Interrogé par swissinfo.ch, le président de Commission du Conseil national, Thomas de Courten, a justifié cette proposition par le fait que de nombreux étrangers, en particulier ceux des pays de l'UE et de l'AELE qui ont à peine travaillé en Suisse, utilisent l'intégralité du programme de prestations complémentaires avec une période de cotisation minimale. Tout comme tous ceux qui ont contribué toute leur vie. «C'est choquant», estime le président. 

Cinquième Suisse fâchée 

Le week-end dernier, le Conseil des Suisses de l’étranger s’était prononcé unanimement contre les projets visant à réduire l’accès des expatriés aux prestations complémentaires. La décision prise jeudi au Conseil national navre donc les représentants de la Cinquième Suisse.  

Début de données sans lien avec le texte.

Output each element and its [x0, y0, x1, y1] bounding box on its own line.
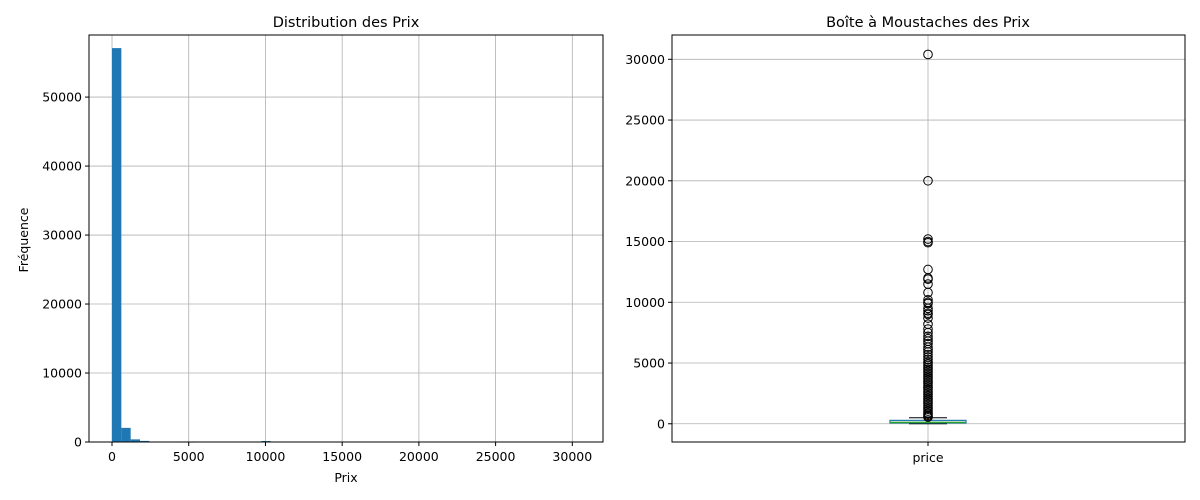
histogram-x-tick-label: 0 — [108, 449, 116, 464]
histogram-gridlines — [89, 35, 603, 443]
boxplot-panel: 0 5000 10000 15000 20000 25000 30000 price Boî… — [625, 15, 1186, 465]
boxplot-outlier-point — [923, 237, 933, 248]
boxplot-outlier-point — [923, 234, 933, 244]
histogram-y-ticks: 0 10000 20000 30000 40000 50000 — [42, 90, 89, 450]
histogram-x-tick-label: 10000 — [246, 449, 286, 464]
histogram-axes-frame — [88, 34, 604, 443]
boxplot-y-tick-label: 10000 — [625, 295, 665, 310]
boxplot-outlier-point — [923, 303, 933, 314]
boxplot-y-tick-label: 30000 — [625, 52, 665, 67]
boxplot-category-label: price — [912, 450, 943, 465]
histogram-panel: 0 5000 10000 15000 20000 25000 30000 0 10000 200… — [16, 15, 604, 485]
histogram-x-tick-label: 30000 — [552, 449, 592, 464]
boxplot-outlier-point — [923, 347, 933, 357]
histogram-y-tick-label: 40000 — [42, 159, 82, 174]
histogram-bar — [112, 48, 122, 442]
histogram-y-tick-label: 50000 — [42, 90, 82, 105]
boxplot-y-tick-label: 20000 — [625, 173, 665, 188]
boxplot-outlier-point — [923, 313, 933, 323]
histogram-x-tick-label: 25000 — [476, 449, 516, 464]
boxplot-y-tick-label: 5000 — [633, 356, 665, 371]
boxplot-outliers — [923, 49, 933, 422]
boxplot-outlier-point — [923, 309, 933, 320]
histogram-x-tick-label: 15000 — [322, 449, 362, 464]
histogram-y-tick-label: 0 — [74, 435, 82, 450]
boxplot-y-ticks: 0 5000 10000 15000 20000 25000 30000 — [625, 52, 672, 431]
boxplot-y-tick-label: 0 — [657, 416, 665, 431]
boxplot-box-group — [889, 417, 967, 425]
histogram-y-tick-label: 20000 — [42, 297, 82, 312]
boxplot-outlier-point — [923, 349, 933, 360]
boxplot-outlier-point — [923, 49, 933, 60]
boxplot-outlier-point — [923, 354, 933, 365]
boxplot-y-tick-label: 25000 — [625, 113, 665, 128]
boxplot-outlier-point — [923, 324, 933, 334]
histogram-bar — [140, 440, 150, 442]
histogram-bar — [121, 427, 131, 442]
boxplot-outlier-point — [923, 274, 933, 285]
histogram-x-tick-label: 5000 — [173, 449, 205, 464]
boxplot-outlier-point — [923, 287, 933, 298]
histogram-title: Distribution des Prix — [273, 15, 420, 31]
boxplot-title: Boîte à Moustaches des Prix — [826, 15, 1030, 31]
histogram-x-axis-label: Prix — [334, 470, 357, 485]
boxplot-outlier-point — [923, 298, 933, 309]
boxplot-outlier-point — [923, 344, 933, 355]
boxplot-y-tick-label: 15000 — [625, 234, 665, 249]
boxplot-outlier-point — [923, 342, 933, 353]
boxplot-outlier-point — [923, 412, 933, 422]
histogram-y-axis-label: Fréquence — [16, 207, 31, 272]
boxplot-outlier-point — [923, 305, 933, 316]
histogram-x-tick-label: 20000 — [399, 449, 439, 464]
histogram-bar — [130, 439, 141, 442]
histogram-x-ticks: 0 5000 10000 15000 20000 25000 30000 — [108, 442, 592, 464]
boxplot-outlier-point — [923, 175, 933, 186]
histogram-y-tick-label: 30000 — [42, 228, 82, 243]
histogram-y-tick-label: 10000 — [42, 366, 82, 381]
boxplot-outlier-point — [923, 331, 933, 342]
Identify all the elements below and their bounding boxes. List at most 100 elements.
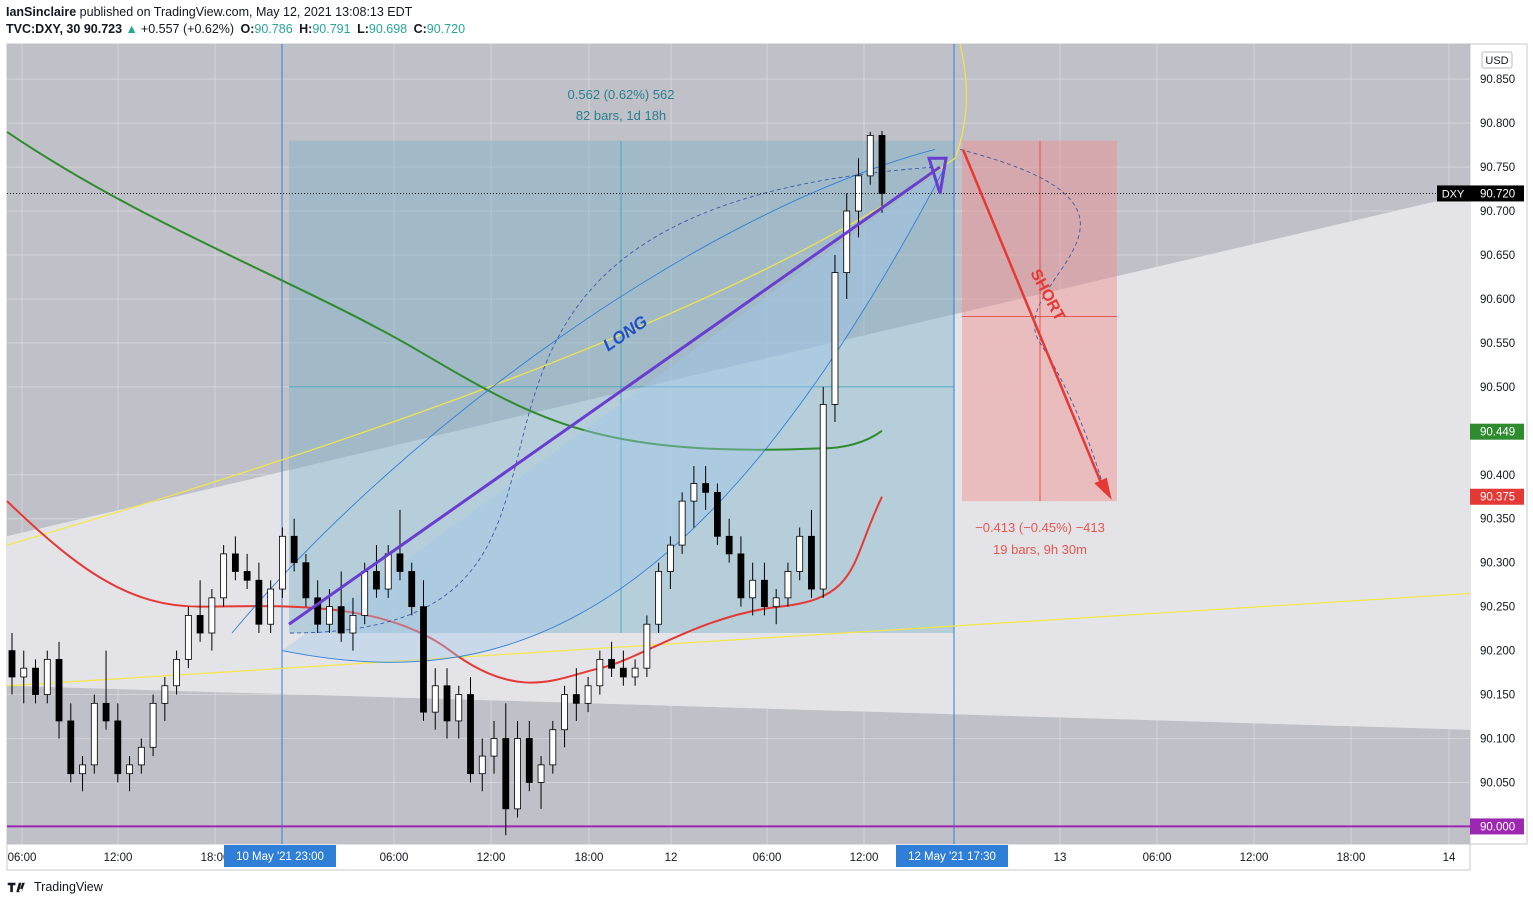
- candle-down: [396, 553, 404, 572]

«Cette décision va à l’encontre de la mobilité internationale de nos concitoyens et porte un préjudice social flagrant à toute personne qui, pour quelque raison que ce soit, a vécu à l’étranger. Elle est en outre contraire à l’article 8 de la Constitution fédérale sur l’égalité de traitement», réagit l’Organisation des Suisses de l’étranger dans un communiqué.

Mais tout n’est pas encore terminé. Le dossier doit maintenant retourner au Conseil des Etats. «Nous avons encore la possibilité de trouver une meilleure solution pour corriger cette situation insatisfaisante», indique Thomas de Courten.